Kerley himself arrives in Las Vegas under a cloud. He was banned for two years by the Athletics Integrity Unit after missing three required drug tests, and his decision to sign with the Enhanced Games has been read by some as the natural endpoint of that conflict.

What Runners Should Watch For
For marathoners and most endurance athletes, the Enhanced Games offers nothing on the program. No event longer than 100 meters is scheduled. But the implications for distance running reach further than the distances on the card.
If a sprinter like Kerley runs well under his personal best in the 100, the result will not be ratified by World Athletics or any other recognized governing body. Records set under enhancement are not record-eligible in any clean-sport context.
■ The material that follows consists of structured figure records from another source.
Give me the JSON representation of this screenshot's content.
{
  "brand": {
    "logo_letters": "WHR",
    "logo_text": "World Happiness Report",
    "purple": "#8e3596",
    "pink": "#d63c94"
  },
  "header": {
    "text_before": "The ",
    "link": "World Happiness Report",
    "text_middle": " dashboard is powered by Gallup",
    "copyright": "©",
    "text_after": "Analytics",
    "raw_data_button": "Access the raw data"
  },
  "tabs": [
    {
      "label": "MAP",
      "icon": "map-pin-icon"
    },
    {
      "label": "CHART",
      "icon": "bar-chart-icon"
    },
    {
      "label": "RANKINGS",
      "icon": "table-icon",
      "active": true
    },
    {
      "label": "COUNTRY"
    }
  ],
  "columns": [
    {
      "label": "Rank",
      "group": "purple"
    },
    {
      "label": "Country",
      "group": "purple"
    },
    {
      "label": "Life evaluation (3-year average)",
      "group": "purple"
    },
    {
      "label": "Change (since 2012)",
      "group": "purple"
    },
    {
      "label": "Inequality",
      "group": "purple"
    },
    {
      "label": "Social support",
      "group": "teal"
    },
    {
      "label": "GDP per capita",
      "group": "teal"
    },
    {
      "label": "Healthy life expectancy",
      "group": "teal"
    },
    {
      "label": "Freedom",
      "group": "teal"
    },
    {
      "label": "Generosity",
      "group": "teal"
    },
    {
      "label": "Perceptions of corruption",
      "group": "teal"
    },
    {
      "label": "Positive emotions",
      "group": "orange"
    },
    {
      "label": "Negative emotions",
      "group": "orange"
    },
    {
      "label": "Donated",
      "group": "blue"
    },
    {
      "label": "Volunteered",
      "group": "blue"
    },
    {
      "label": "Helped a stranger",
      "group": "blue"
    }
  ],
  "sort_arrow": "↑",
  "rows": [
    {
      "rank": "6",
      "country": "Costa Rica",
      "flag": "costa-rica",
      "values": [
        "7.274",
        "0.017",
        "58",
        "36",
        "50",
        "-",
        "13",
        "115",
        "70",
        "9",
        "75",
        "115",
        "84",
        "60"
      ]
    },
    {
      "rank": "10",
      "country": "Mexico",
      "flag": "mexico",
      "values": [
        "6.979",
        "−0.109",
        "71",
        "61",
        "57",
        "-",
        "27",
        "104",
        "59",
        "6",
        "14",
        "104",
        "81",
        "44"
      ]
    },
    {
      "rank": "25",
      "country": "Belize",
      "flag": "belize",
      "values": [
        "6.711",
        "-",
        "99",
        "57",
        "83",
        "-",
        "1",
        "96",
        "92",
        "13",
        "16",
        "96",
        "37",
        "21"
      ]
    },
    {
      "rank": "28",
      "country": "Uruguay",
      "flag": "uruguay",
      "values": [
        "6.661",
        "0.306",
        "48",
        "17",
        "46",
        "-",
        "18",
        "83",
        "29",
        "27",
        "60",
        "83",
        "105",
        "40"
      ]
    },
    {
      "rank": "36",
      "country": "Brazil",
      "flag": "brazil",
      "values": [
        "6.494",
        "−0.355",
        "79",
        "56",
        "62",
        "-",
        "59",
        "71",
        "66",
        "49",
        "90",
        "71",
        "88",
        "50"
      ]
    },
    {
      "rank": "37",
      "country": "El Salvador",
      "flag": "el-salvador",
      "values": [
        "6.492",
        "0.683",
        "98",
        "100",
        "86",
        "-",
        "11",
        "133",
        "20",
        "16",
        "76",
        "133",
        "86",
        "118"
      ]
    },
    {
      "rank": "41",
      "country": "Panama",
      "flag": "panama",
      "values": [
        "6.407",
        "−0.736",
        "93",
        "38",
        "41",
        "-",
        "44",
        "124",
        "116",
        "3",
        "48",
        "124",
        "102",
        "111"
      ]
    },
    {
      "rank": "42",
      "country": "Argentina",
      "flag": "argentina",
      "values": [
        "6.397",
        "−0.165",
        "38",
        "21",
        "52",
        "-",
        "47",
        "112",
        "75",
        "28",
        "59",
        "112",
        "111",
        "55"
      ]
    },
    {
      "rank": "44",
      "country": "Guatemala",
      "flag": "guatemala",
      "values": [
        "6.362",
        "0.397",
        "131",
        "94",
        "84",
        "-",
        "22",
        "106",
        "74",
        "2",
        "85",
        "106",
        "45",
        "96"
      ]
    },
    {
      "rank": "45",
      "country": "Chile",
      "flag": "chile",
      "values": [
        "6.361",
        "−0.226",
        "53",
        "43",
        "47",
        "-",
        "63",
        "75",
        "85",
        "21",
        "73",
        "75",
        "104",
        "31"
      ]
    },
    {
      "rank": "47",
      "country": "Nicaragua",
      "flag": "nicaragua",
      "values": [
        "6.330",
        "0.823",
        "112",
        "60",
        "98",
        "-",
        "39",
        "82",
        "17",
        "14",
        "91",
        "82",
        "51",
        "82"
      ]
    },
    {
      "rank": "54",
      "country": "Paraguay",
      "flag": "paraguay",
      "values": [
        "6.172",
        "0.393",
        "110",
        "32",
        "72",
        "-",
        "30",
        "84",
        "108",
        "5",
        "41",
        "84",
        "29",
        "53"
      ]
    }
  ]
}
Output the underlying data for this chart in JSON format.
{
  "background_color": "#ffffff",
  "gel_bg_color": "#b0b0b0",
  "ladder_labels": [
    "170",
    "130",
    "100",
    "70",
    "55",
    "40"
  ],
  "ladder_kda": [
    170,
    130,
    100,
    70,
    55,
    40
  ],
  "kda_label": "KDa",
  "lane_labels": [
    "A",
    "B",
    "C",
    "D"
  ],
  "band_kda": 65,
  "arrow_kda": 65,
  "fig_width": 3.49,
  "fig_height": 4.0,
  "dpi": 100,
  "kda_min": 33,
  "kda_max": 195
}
Yet the public spectacle of a sub-9.7 or sub-9.6 performance, run with full knowledge of what powered it, will reshape how casual fans think about every world-class time they see, including in the marathon.
A precedent already exists in the pool. Last year, Greek swimmer Kristian Gkolomeev posted the fastest 50-meter freestyle time ever recorded, helped by performance-enhancing drugs and a now-banned high-tech suit. The mark was not recognized by World Aquatics. Gkolomeev will swim again on Sunday.
Aron D’Souza, the Enhanced Games co-founder, has framed the event in grand historical terms. “Just as the ancient Olympics were revived and renovated in 1896 for the Victorian world, the Enhanced Games is once again renovating the Olympic model for the twenty-first century,” he said. “In the era of accelerating technological and scientific change, the world needs a sporting event that embraces the future, particularly advances in medical science.”
There is also a broader market context that should not escape running readers. A recent UK Anti-Doping survey, cited in The Herald, found that a third of young people surveyed had taken performance-enhancing drugs deemed “life-threatening” and not approved for human consumption. The Enhanced Games will sell supplements and telehealth services as part of its consumer business. Whether the event functions primarily as a sporting competition or as a marketing engine for that consumer arm is a question several critics have raised.
The Enhanced Games 2026 begin Sunday, May 24, at Resorts World Las Vegas. Coverage streams free on Roku, YouTube, Rumble, Twitch and Kick, with opening events at 6:30 p.m. Eastern and the main card at 9 p.m. Eastern.